More on the catching competition

VIERA, Fla. - Earlier today, I wrote about Wilson Ramos working his way back into the conversation about who should be the Nationals’ starting catcher on opening day.

Until recently, it hadn’t actually been much of a conversation. The job was Kurt Suzuki’s, both because of the way Suzuki performed down the stretch last season and also because Ramos wasn’t expected to be ready to handle a starting workload on April 1, less than 11 months after he tore the ACL and meniscus in his right knee.

Ramos has returned quicker than the Nationals had expected, however. He’s passed every test put in front of him so far, and today will catch back-to-back games for the first time this spring. Manager Davey Johnson keeps talking about how Ramos has done everything the other catchers in camp have done. He clearly isn’t babying Ramos, feeling that the 25-year-old is healthy enough to just be one of the guys.

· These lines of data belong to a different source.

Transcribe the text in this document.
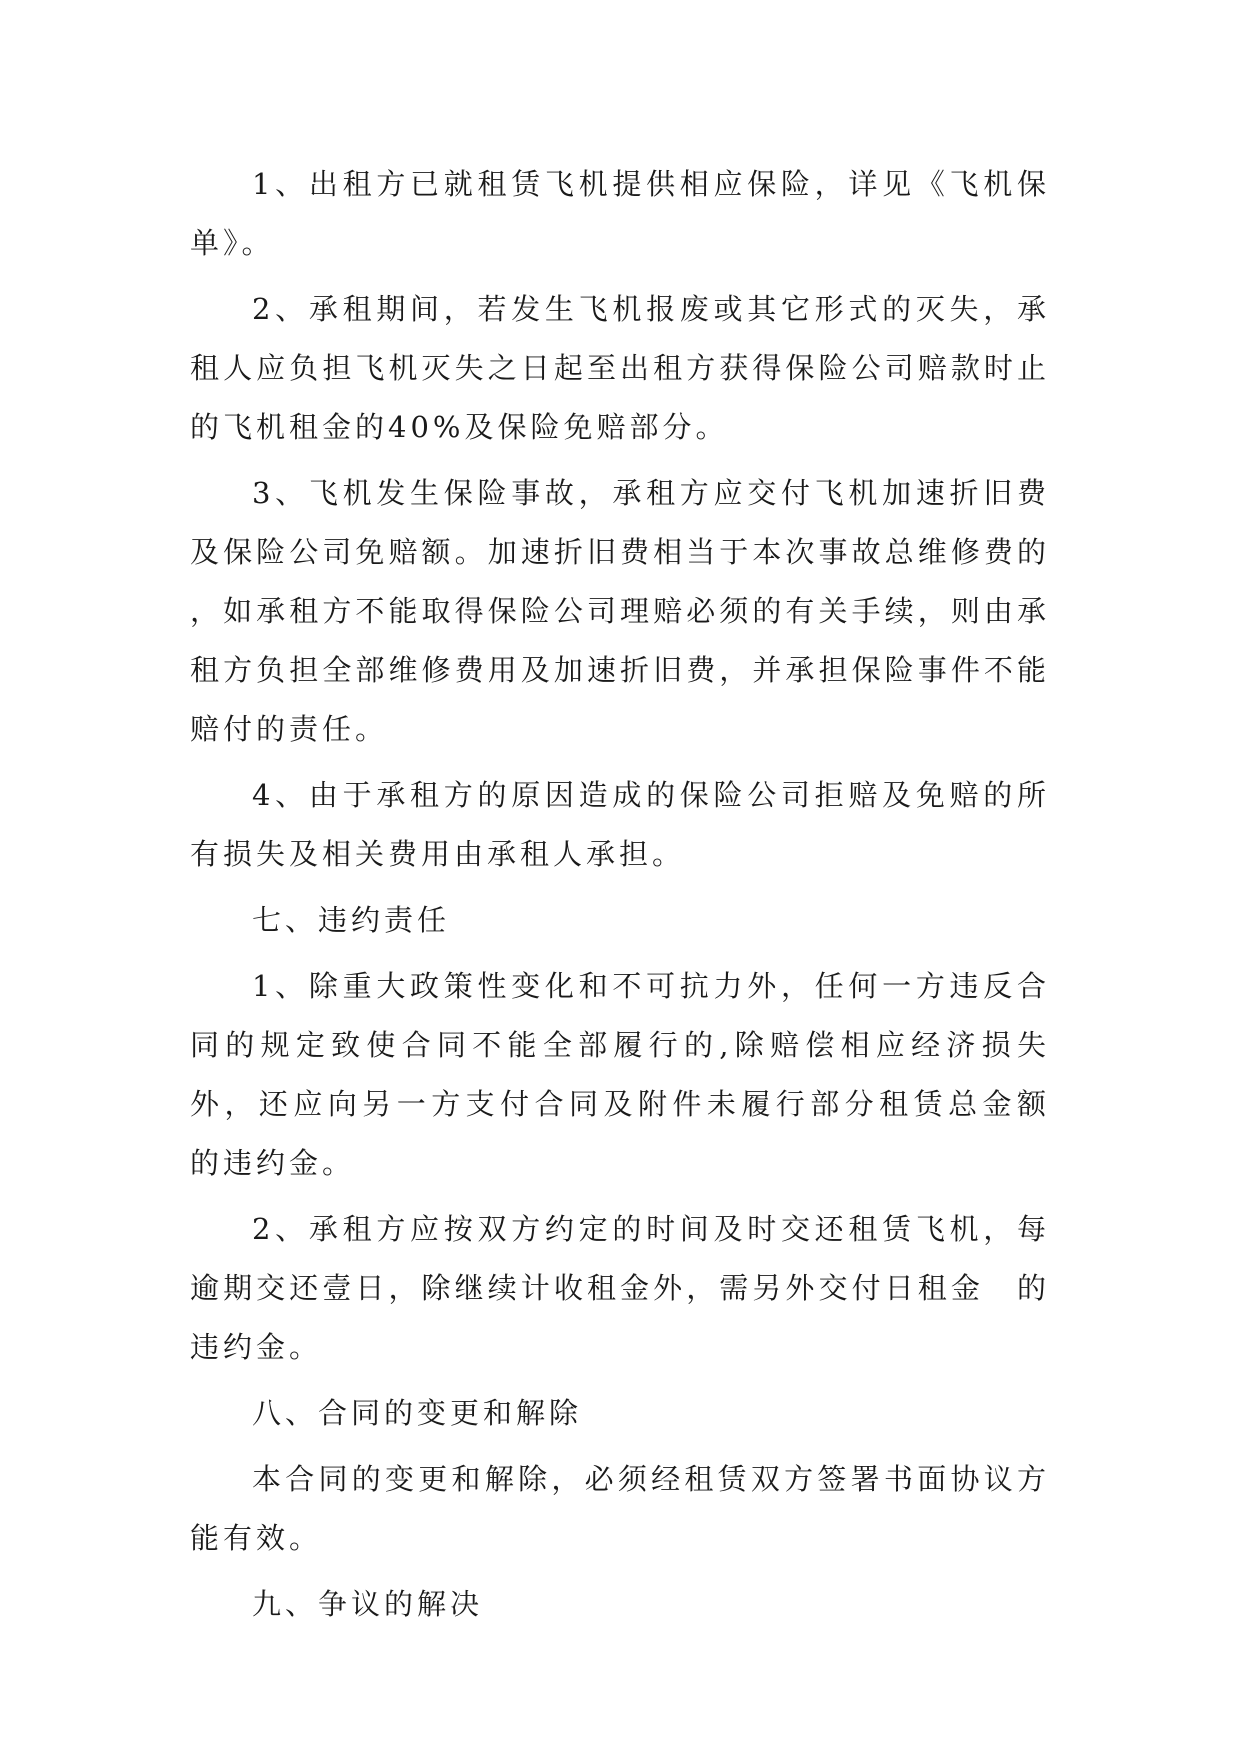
1、出租方已就租赁飞机提供相应保险，详见《飞机保单》。

2、承租期间，若发生飞机报废或其它形式的灭失，承租人应负担飞机灭失之日起至出租方获得保险公司赔款时止的飞机租金的40%及保险免赔部分。

3、飞机发生保险事故，承租方应交付飞机加速折旧费及保险公司免赔额。加速折旧费相当于本次事故总维修费的 ，如承租方不能取得保险公司理赔必须的有关手续，则由承租方负担全部维修费用及加速折旧费，并承担保险事件不能赔付的责任。

4、由于承租方的原因造成的保险公司拒赔及免赔的所有损失及相关费用由承租人承担。

七、违约责任

1、除重大政策性变化和不可抗力外，任何一方违反合同的规定致使合同不能全部履行的,除赔偿相应经济损失外，还应向另一方支付合同及附件未履行部分租赁总金额　的违约金。

2、承租方应按双方约定的时间及时交还租赁飞机，每逾期交还壹日，除继续计收租金外，需另外交付日租金　的违约金。

八、合同的变更和解除

本合同的变更和解除，必须经租赁双方签署书面协议方能有效。

九、争议的解决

So where does this leave things when it comes to the starting catching job?

Well, Johnson said this morning that he’s going to hold off on making a call on who will start behind the plate on opening day until after the Nationals have held their exhibition game against the Yankees at Nats Park on March 29.

This, as Marlo from “The Wire” once said, “sounds like one of them good problems.

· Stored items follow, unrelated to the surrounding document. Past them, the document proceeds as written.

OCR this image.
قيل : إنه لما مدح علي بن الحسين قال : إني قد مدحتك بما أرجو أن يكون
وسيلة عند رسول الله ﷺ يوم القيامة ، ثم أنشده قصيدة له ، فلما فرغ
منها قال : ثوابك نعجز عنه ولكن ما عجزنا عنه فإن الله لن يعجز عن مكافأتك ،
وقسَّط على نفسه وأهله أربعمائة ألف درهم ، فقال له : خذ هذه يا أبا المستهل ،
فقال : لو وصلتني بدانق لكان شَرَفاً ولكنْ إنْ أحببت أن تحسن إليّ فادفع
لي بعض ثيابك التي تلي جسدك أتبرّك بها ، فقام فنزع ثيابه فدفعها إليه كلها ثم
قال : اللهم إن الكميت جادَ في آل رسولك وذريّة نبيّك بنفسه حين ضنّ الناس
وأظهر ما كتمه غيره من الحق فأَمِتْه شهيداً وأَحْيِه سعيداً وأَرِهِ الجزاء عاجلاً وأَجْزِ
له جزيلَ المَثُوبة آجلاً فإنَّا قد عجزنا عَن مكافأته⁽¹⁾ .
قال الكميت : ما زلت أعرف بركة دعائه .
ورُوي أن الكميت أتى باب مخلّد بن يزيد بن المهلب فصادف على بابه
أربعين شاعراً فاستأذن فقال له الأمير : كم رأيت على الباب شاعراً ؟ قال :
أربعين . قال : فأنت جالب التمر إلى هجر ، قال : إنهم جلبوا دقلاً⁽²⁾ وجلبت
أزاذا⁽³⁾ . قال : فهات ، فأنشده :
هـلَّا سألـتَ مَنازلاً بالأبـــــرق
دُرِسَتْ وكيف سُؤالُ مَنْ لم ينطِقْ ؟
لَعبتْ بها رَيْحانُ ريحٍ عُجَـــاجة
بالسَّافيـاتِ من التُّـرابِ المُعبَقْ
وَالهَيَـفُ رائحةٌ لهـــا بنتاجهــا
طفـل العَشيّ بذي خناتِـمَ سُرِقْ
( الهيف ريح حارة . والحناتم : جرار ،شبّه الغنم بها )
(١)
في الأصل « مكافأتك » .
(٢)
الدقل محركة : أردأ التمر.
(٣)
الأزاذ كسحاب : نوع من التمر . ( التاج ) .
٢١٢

“I’m going to be very smart whichever way I go,” Johnson said with a laugh. “I’m not concerned about that at all. That’s the least of my worries. ...

“I admire both their skills. I think Suzuki brings a lot to the table and Wilson Ramos brings a lot to the table. He missed over half the year. I always consider that the most demanding position that you’ve got. It takes the biggest toll. They’ve both handled pitching staffs very well. I’m very comfortable with either one of them handling our pitching staff.”

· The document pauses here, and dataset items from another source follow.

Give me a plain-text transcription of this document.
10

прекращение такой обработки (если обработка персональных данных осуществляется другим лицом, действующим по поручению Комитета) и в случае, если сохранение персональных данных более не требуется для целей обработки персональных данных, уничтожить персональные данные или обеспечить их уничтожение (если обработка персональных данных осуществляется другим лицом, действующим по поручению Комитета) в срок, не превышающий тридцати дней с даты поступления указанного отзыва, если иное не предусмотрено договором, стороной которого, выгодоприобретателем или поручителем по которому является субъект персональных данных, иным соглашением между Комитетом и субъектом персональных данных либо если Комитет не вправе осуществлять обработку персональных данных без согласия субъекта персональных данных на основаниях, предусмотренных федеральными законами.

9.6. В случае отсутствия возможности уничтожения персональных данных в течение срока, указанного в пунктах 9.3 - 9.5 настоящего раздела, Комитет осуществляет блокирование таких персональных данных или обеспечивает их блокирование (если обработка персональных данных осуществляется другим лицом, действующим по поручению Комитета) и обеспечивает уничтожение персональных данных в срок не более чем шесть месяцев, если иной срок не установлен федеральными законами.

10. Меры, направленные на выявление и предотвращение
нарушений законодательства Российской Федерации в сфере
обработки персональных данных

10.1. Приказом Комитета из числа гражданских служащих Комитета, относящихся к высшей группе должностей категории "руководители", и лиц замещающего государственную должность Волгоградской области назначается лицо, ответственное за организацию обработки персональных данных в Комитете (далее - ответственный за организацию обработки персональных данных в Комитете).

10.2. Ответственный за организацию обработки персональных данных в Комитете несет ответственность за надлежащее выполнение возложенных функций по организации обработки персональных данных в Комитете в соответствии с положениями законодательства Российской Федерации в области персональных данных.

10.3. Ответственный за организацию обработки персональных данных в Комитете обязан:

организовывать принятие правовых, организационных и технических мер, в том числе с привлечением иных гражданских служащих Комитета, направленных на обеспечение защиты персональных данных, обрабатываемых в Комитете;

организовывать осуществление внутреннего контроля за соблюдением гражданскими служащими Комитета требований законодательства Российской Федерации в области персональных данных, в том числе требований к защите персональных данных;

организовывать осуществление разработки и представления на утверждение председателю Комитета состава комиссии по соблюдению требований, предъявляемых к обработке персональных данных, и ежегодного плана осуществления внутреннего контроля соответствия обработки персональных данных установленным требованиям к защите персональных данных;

Johnson said he might take things easy on Ramos when it comes to having him make road trips, but staying in Viera when the team is away has its benefits. Whichever catcher doesn’t make the trip that day - Ramos or Suzuki - will be allowed to head over to the minor league fields and take part in contests over there, which will enable them to get as many at-bats as they’d like.

Johnson also said that it will probably be another week or so before either Suzuki or Ramos catch a full nine innings. Suzuki has maxed out at six innings to this point, while Ramos has caught a maximum of five innings so far.